Did you know that the United States produces 8.4 million barrels of crude oil every day?
And that production has increased 59% over the past five years?
What if I told you that the federal government has trapped crude oil?
During the 1970s, the government erected a wall to prevent exports — crude oil must be traded and refined domestically.
Who watches the wall?
The Bureau of Industry and Security at the Department of Commerce. They determine whether exports are “consistent with the national interest.” Oh, and they define what “national interest” is, so there’s no clear way to challenge this.

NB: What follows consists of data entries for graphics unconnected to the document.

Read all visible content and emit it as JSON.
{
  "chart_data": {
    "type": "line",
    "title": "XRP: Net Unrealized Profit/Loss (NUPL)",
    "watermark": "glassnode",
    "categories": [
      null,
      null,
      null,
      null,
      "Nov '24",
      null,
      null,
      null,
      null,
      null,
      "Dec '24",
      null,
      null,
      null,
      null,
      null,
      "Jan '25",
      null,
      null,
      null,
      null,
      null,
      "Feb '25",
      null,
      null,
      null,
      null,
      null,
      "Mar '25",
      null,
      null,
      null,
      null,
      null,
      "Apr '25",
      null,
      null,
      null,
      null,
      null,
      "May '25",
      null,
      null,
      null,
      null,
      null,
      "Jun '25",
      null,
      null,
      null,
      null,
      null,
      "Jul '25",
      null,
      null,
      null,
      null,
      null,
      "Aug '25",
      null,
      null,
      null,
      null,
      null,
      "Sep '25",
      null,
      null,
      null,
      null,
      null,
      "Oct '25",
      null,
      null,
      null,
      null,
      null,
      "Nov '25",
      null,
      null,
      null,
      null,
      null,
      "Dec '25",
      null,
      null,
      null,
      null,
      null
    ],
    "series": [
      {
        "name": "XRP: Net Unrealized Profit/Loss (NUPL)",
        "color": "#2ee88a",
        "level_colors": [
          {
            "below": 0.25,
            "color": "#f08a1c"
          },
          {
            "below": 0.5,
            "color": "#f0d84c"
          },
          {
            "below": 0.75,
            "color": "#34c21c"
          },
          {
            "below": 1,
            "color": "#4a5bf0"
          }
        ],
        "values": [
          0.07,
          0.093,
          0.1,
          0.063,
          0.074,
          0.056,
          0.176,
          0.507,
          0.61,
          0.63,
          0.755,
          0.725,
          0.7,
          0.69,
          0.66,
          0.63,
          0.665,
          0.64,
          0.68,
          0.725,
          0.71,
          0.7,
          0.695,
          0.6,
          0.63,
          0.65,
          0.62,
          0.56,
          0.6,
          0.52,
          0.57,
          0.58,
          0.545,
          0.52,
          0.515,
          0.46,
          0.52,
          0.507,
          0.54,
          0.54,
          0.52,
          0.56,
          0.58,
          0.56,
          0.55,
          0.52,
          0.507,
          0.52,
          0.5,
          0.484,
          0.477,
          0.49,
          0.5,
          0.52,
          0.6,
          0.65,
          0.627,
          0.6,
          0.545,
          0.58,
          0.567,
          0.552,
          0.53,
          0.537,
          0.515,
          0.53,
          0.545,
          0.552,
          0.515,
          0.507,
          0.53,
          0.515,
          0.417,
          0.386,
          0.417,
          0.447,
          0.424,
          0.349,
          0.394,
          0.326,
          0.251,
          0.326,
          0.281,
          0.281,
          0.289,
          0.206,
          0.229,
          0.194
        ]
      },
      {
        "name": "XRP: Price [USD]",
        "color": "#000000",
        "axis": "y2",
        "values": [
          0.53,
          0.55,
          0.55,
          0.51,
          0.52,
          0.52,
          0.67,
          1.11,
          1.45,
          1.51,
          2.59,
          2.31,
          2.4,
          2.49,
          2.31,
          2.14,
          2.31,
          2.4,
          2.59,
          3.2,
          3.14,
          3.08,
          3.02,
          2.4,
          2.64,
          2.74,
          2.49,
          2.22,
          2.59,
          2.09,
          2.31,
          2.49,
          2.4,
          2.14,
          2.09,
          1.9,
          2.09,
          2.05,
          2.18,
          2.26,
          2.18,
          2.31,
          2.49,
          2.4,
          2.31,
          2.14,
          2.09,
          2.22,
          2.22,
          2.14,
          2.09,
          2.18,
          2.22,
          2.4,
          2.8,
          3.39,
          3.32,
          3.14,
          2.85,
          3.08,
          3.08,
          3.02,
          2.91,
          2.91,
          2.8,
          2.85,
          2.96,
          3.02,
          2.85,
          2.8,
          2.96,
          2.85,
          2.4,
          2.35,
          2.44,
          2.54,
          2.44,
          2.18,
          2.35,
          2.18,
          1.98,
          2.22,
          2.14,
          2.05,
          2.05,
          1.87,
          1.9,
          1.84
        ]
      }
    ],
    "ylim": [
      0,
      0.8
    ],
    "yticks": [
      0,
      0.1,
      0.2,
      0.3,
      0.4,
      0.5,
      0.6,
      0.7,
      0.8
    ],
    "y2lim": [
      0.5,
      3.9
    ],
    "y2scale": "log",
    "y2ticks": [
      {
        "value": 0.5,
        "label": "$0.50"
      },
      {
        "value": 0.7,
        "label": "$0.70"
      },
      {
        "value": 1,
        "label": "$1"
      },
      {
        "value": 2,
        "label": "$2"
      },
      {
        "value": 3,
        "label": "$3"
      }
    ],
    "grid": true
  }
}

There must be a better way…
The regulations guiding this process must be updated to be consistent with the United States’ twenty-first century economy. Did you know that the statute governing the export of crude oil has not been touched since 1979?
On top of that, our infrastructure to support domestic trade is overloaded. We’ll soon be producing more crude oil than we can refine and consume.
Removing authority from the Bureau of Industry and Security would allow free trade of domestically produced crude oil. This will enable the United States to trade with more countries, opening up more economic opportunities at home.
And why not, really? We could see gains — in jobs, wealth generation, industry, diplomacy — by exporting. According to estimates, crude oil will yield massive benefits. In 2020 alone, we could see a GDP boost of $38 billion, an additional $14 billion in private sector investments, $13.5 billion more in federal revenue, and 300,000 more jobs. There’s absolutely nothing to gain by keeping the status quo.